To date, our experience applying EO to malaria risk monitoring in the Peruvian Amazon has provided useful information on malaria dynamics that have the potential to support intervention strategies. At the same time, the work has revealed several areas for future study. At local scale, we find ourselves limited by the resolution and reliability of Landsat-based land cover classification. The landscape mosaic on the Amazon frontier is not a simple checkerboard of forested and deforested land. There are diverse forest types, abandoned fields at various stages of regrowth, and lands disturbed by selective logging and artisanal mining activities that are not always easily detected at Landsat resolution. In ongoing work, we are attempting to improve our characterization of land disturbance at local scale through use of high texture-based classification algorithms to capture forest regrowth and incorporation of data from high-resolution imagery and additional Landsat scenes. At the administrative scale, we face the dual challenges of abstracting small scale processes to representative variables at large scale—for example, soil saturation atåÊ5-kilometer resolution as an indicator of potential for breeding sites—and of accounting for irregularities in malaria case data due to human behavioral factors that are difficult to model— for example, if people are more or less likely to travel to a health clinic at different times of year or in different districts.

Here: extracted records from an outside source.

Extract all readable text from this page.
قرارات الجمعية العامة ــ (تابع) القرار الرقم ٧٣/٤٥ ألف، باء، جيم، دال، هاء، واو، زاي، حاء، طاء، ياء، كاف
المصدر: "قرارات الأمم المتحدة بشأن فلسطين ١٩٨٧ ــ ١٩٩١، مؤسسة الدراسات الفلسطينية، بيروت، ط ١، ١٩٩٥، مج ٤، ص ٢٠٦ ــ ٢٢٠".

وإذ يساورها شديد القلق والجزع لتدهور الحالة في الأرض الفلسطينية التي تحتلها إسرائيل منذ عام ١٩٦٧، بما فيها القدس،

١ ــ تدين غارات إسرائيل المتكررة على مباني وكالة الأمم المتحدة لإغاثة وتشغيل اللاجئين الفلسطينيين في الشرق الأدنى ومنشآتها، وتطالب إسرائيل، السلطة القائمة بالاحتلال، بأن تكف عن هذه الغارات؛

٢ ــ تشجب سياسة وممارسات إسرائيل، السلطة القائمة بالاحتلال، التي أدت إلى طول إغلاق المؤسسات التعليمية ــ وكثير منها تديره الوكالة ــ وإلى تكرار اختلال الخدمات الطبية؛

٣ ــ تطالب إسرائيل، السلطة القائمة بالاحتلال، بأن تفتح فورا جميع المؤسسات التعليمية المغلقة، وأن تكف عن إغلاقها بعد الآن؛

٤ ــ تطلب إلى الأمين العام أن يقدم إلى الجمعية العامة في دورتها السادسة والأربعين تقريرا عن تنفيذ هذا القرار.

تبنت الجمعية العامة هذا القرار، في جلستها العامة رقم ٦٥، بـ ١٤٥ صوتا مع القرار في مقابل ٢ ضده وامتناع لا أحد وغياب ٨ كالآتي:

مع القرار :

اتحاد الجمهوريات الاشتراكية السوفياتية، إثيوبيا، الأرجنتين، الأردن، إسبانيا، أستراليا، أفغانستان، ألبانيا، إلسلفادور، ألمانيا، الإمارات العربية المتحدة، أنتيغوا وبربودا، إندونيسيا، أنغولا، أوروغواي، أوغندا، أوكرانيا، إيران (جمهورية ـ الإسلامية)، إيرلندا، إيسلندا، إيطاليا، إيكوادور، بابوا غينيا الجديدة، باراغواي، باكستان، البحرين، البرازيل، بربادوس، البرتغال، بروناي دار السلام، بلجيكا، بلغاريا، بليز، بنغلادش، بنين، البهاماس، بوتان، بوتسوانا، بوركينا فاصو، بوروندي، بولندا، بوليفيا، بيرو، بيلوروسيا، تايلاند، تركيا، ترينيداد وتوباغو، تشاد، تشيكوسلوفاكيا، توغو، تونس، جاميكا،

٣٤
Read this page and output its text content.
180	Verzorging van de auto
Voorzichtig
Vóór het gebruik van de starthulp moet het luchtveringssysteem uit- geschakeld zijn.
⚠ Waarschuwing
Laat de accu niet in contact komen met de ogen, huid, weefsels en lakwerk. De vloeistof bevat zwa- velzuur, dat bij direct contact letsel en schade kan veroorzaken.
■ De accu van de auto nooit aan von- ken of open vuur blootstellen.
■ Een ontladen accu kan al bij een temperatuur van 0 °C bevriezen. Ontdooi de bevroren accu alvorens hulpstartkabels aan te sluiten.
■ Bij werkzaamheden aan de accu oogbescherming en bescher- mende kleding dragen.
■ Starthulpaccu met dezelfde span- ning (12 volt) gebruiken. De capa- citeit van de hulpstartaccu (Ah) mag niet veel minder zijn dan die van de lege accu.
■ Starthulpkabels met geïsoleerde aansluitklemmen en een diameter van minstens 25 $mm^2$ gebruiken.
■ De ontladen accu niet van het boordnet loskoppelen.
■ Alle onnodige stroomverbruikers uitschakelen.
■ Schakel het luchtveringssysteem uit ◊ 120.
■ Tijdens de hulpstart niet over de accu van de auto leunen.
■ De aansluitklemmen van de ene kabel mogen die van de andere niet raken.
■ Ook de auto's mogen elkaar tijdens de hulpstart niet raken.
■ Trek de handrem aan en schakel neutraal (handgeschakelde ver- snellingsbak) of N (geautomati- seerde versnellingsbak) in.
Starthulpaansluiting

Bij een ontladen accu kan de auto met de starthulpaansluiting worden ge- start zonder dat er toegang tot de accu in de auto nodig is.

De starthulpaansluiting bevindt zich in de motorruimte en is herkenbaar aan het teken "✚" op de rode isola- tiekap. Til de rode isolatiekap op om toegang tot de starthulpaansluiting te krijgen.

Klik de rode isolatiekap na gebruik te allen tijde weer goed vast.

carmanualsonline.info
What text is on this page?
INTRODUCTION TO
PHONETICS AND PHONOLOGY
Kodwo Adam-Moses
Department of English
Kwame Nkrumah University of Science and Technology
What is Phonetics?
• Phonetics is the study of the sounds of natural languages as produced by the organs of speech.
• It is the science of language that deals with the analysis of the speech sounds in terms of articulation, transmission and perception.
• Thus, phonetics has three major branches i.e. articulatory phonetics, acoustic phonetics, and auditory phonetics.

At both scales, the application of EO to malaria studies is likely to benefit significantly from new and upcoming satellite missions. Landsat 8 is now providing regular imagery of the Amazon, providing a new influx of data at 30-meter resolution for forest mapping. The Global Precipitation Measurement Mission (GPM) and the Soil Moisture Active Passive (SMAP) satellite will both come on line in the near future and will provide higher resolution and more reliable precipitation and surface soil moisture estimates for use in LDAS. We intend to incorporate these new data streams into our analytic framework, raising prospects for an enhanced EO-derived information system that can be applied to operational risk monitoring and early warning in the Amazon.